“Do you know why there are thunderstorms?…Whenever you hear thunder, it means that the dinosaurs up in the skies are fighting, throwing giant rocks at each other. That’s why you hear those loud booming sounds that scare you off.”
I didn’t know its title. It wasn’t from a storybook authored by somebody known for children’s stories. But it was indeed my favorite. Yes, my favorite! It was told by my grandfather.
How I fell for the story, that I loved recalling it over and over again. How I got fond of imagining dinos becoming true, waking up, alive and angry at every drop of the loud sounds. Deafening. Earsplitting. But grandpa’s story was too amazing for me to be so scared. Instead, I listened and counted, listened and smiled.
One time, it came to my interest to research on how to measure the distance of thunderstorms from the Earth’s crust. And bingo! I found the answer in my favorite Grolier Q&A encyclopedia. I simply had to count seconds between thunders. If I’m not mistaken, the most frequent count (mode) would be divided into a number which I couldn’t remember (either 3 or 8, I think), then the result would be in kilometers.
Of course, I did further readings on thunderstorms. That made quite a lot of information. Objective. But no scientific fact could replace my grandpa’s dreamy fiction in my head. My apologies to the great Sir Benjamin Franklin.
Perhaps because that sweet silly story had settled at a place far safer than my head. Perhaps it went along with its storyteller.
Today, grandpa concluded his lifetime of ‘earthy’ experience. What could he have said about it? I wonder. I wish he was able to write it down. Doubt that. He would rather write three digits.

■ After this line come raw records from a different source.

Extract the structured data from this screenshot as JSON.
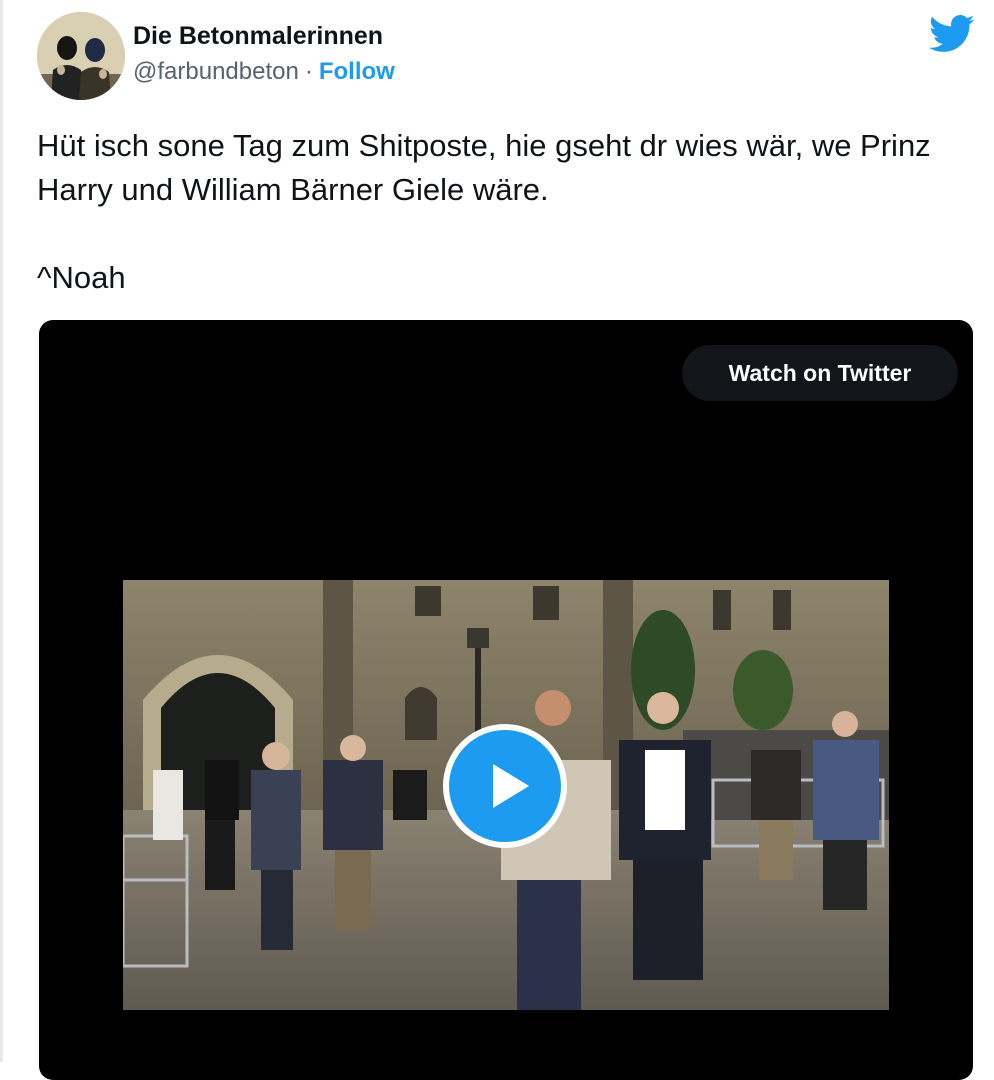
{
  "author": {
    "name": "Die Betonmalerinnen",
    "handle": "@farbundbeton",
    "separator": "·",
    "follow_label": "Follow",
    "avatar_icon": "avatar-photo"
  },
  "brand": {
    "icon": "twitter-bird-icon",
    "color": "#1d9bf0"
  },
  "tweet": {
    "text": "Hüt isch sone Tag zum Shitposte, hie gseht dr wies wär, we Prinz Harry und William Bärner Giele wäre.",
    "signature": "^Noah"
  },
  "media": {
    "watch_label": "Watch on Twitter",
    "play_icon": "play-icon",
    "accent": "#1d9bf0"
  }
}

That story I love the most, it’s not going to die with its storyteller, as the skies won’t run out of thunderstorms. That story of the thunderstorm and the dinosaurs, it remains as the lifeline between my childhood and my present, and my childhood and my future. After all, what’s so bad with being fixated to my childhood through a sweet silly story?
It’s never really so sad. As long as I can hear thunder, I’d know grandpa’s never too far, just a few kilometers away from the Earth’s crust.
How I’d love to imagine that my grandpa has become Zeus! It’s crazy. But isn’t it cute? (*big smile*)
To my favorite storyteller, bon voyage, happy old man!